During the war between Austria and Prussia Silesia was incorporated into the Prussian state. During the Seven Years' War (1756-1763), hostile armies besieged the city four times, conquering it each time. It was only the economic reforms of the Napoleonic Wars that caused some revival.

Soon after the end of WWII, a Polish operational group arrived in the city, took over and began organizing local administration. The German population was displaced, and Polish settlers came in to replace it. The city itself did not suffer major losses as a result of the war, which facilitated its subsequent development. In the post-war period, the industry was significantly expanded.

The year 2004 brought the creation of the Świdnicka Diocese.

Swidnica is located in south-western Poland in the region of Silesia.  On January 1, 1999, Świdnica became the capital of the Swidnica County (powiat). It has an area of around 21.76 square kilometres and a population of 57,671 inhabitants (as of 2018).

The Wałbrzych Special Economic Zone Invest-Park was created in 2004, which is historical event for the local economy. Since then, 12 companies have invested in Świdnica, including Colgate - Palmolive Manufacturing Poland Sp. z o. o. and Electrolux Poland Sp.


The Church of Peace in Swidnica

In 2001, the most valuable monument in Świdnica - the Peace Church St. Of the Trinity, was declared a World Cultural Heritage and was included on the UNESCO List.

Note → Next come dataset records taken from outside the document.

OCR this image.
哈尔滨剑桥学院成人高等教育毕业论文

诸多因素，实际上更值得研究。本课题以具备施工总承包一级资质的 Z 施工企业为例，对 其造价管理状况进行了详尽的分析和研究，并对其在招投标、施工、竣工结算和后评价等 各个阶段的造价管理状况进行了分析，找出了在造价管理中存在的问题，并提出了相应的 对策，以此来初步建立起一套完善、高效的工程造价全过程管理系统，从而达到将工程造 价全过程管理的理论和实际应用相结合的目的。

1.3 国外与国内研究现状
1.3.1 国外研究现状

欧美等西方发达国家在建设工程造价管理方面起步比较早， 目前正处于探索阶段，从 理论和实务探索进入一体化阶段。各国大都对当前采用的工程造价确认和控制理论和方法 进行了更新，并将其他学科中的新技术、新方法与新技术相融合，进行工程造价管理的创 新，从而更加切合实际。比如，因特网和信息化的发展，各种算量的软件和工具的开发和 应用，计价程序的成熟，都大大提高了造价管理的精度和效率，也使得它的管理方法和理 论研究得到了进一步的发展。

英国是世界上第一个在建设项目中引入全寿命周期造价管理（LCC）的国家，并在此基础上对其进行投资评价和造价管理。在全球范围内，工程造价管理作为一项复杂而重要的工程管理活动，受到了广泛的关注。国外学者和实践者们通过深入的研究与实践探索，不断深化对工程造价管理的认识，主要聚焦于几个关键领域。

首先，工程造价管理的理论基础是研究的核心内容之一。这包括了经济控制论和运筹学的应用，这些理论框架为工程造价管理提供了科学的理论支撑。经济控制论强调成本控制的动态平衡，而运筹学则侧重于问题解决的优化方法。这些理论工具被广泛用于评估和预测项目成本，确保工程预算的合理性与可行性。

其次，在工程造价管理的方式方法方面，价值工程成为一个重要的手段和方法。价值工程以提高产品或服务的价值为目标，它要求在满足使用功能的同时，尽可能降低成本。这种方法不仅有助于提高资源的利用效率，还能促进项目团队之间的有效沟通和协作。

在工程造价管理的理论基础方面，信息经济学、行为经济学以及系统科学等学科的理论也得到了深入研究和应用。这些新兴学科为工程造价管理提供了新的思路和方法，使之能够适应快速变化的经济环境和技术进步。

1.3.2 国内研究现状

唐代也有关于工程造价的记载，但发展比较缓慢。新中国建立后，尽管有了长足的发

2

Świdnica - the pearl of the Silesian Baroque, famous for its excellent beer, delicious gingerbread, merchant traditions, antique market, numismatic items and curiosities, religious conflicts between Catholics and Protestants, which resulted in two impressive temples, the Church of Peace and St. Stanisław and Wacław is today considered to be an absolute "must visit" among tourists.

The history of Poles, Czechs, Germans, French, Hungarians, Austrians, Greeks, Jews and Russians intertwine in Swidnica. One of the oldest flea markets in Poland was also born here.